2. If your product’s Wikipedia page is inaccurate, have a physician employee briefly provide additional sources or suggested edits on the “discussion” tab. I do not recommend editing the actual entry itself… instead use the vivid community that manages these entries as an objective “learned intermediary.”

3. Ensure the employee is a “badged” physician, meaning they’re self-identified as a representative of the manufacturer. Don’t hire an agency that contracts with physicians that hide their motives.

4. Document the suggested edits in the event there’s a dispute about your source or the context of your edits (although Wikipedia also captures this).
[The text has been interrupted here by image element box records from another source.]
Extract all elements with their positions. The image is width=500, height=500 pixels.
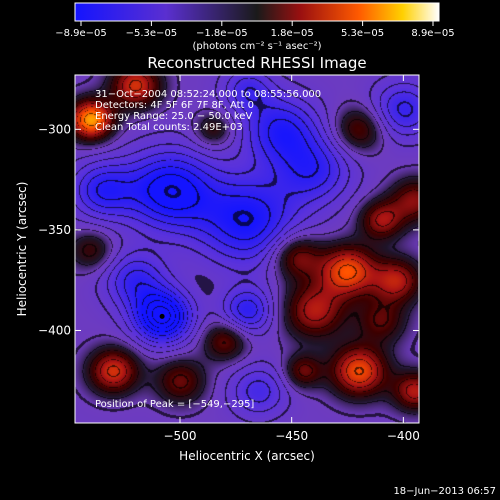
- x-axis: −500 −450 −400: [164, 75, 420, 443]
- annotation-block: 31−Oct−2004 08:52:24.000 to 08:55:56.000…: [95, 89, 321, 133]
- y-tick-label: −350: [38, 223, 71, 237]
- chart-title: Reconstructed RHESSI Image: [147, 54, 366, 72]
- peak-label: Position of Peak = [−549,−295]: [95, 399, 254, 410]
- x-tick-label: −450: [275, 429, 308, 443]
- annotation-line: Energy Range: 25.0 − 50.0 keV: [95, 111, 252, 122]
- colorbar-tick-label: −8.9e−05: [55, 28, 107, 39]
- colorbar-tick-label: −1.8e−05: [196, 28, 248, 39]
- colorbar-tick-label: 1.8e−05: [271, 28, 314, 39]
- minimum-dot: [159, 313, 165, 319]
- colorbar-tick-label: 8.9e−05: [411, 28, 454, 39]
- y-axis: −300 −350 −400: [38, 122, 419, 337]
- plot-frame: [74, 74, 420, 424]
- y-tick-label: −300: [38, 122, 71, 136]
- colorbar-tick-label: 5.3e−05: [341, 28, 384, 39]
- colorbar-tick-label: −5.3e−05: [126, 28, 178, 39]
- x-tick-label: −500: [164, 429, 197, 443]
- colorbar-ticks: −8.9e−05 −5.3e−05 −1.8e−05 1.8e−05 5.3e−05 8.…: [55, 21, 455, 39]
- peak-marker: [159, 313, 165, 319]
- colorbar-unit-label: (photons cm⁻² s⁻¹ asec⁻²): [192, 41, 321, 52]
- heatmap-image: [75, 75, 419, 423]
- x-axis-label: Heliocentric X (arcsec): [179, 449, 315, 463]
- annotation-line: Clean Total counts: 2.49E+03: [95, 122, 243, 133]
- annotation-line: 31−Oct−2004 08:52:24.000 to 08:55:56.000: [95, 89, 321, 100]
- x-tick-label: −400: [387, 429, 420, 443]
- colorbar: [74, 2, 440, 22]
- annotation-line: Detectors: 4F 5F 6F 7F 8F, Att 0: [95, 100, 254, 111]
- y-axis-label: Heliocentric Y (arcsec): [15, 182, 29, 317]
- y-tick-label: −400: [38, 323, 71, 337]
- footer-date: 18−Jun−2013 06:57: [393, 486, 496, 497]
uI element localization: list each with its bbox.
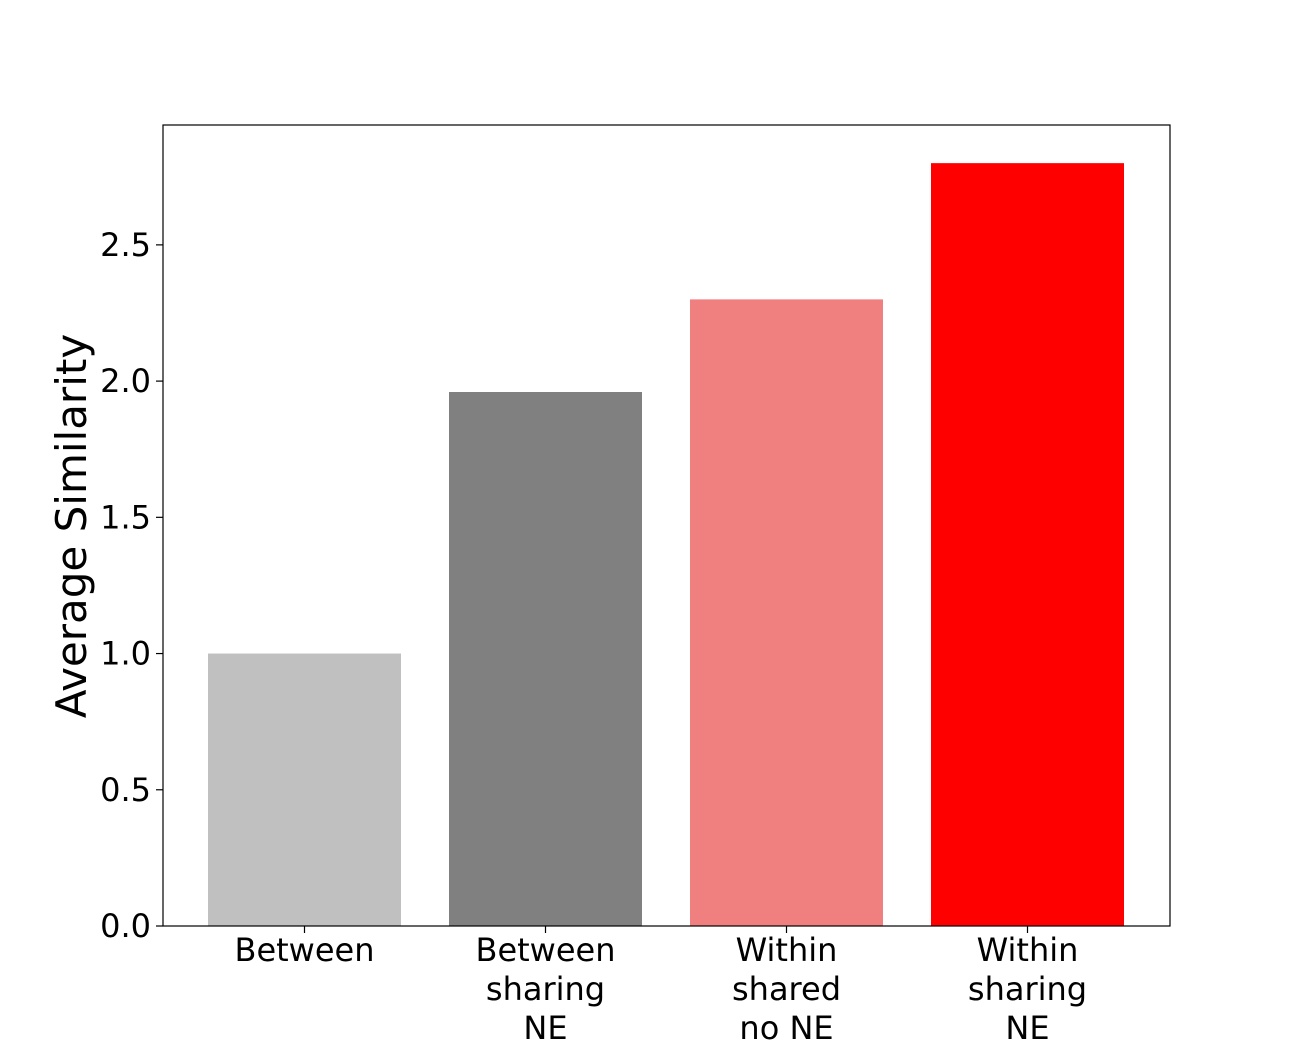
bars-group — [208, 163, 1124, 927]
x-tick-label-4-line-1: Within — [977, 931, 1079, 969]
x-tick-label-4-line-2: sharing — [968, 970, 1087, 1008]
bar-2 — [449, 392, 642, 926]
bar-1 — [208, 653, 401, 926]
bar-4 — [931, 163, 1124, 927]
x-tick-label-2-line-2: sharing — [486, 970, 605, 1008]
y-axis: 0.0 0.5 1.0 1.5 2.0 2.5 — [100, 226, 163, 945]
y-tick-label-4: 1.5 — [100, 498, 151, 536]
y-tick-label-2: 0.5 — [100, 771, 151, 809]
bar-3 — [690, 299, 883, 927]
plot-frame — [162, 124, 1171, 927]
y-tick-label-5: 2.0 — [100, 362, 151, 400]
y-axis-title: Average Similarity — [47, 334, 96, 718]
x-tick-label-3-line-1: Within — [736, 931, 838, 969]
x-tick-label-2-line-3: NE — [523, 1009, 567, 1040]
x-tick-label-1-line-1: Between — [234, 931, 374, 969]
x-tick-label-2-line-1: Between — [475, 931, 615, 969]
x-tick-label-3-line-2: shared — [732, 970, 841, 1008]
y-tick-label-1: 0.0 — [100, 907, 151, 945]
x-tick-label-4-line-3: NE — [1005, 1009, 1049, 1040]
y-tick-label-6: 2.5 — [100, 226, 151, 264]
y-tick-label-3: 1.0 — [100, 635, 151, 673]
x-tick-label-3-line-3: no NE — [739, 1009, 833, 1040]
5. Fix errors or omissions whether they’re in the favor of the product or not. For instance, if a side effect is overstated… provide the accurate statement with a link to the PI. If an off-label indication is discussed (or a benefit overstated) then note that as well. This is not a place to “market” or “sell” the brand, but a place to ensure it’s accurately represented. The community will quickly observe and hold you accountable if your edits are one sided.

6. Eventually, the community will fix the entry if the facts substantiate it. If the manufacturer’s corrections are misinterpreted, then simply indicate that later in the discussion tab. Wikipedia is “self healing,” so eventually “crowdsourcing” will provide accuracy.

7. Finally, wait for the FDA letter. It won’t come if you do this honestly, objectively and transparently. Be mindful of the words of Dr. Jean Ah Kang, special assistant to Tom Abrams at the FDA's Division for Drug Marketing, Advertising and Communications, in charge of Web 2.0 policy development. In an podcast, Kang told Mark Senak, a Fleishman Hillard executive who runs the EyeonFDA blog: “the agency takes into account third-party involvement in social media. A key consideration would be whether the marketer, or any companies working with it, had any role in prompting user-made changes.”

8. But keep sales and marketing informed of this policy, so a frustrated employee isn’t tempted to perform rogue edits at home or work. Side effects of that behavior may include social-media humiliation, bad press, termination and the dreaded warning letter.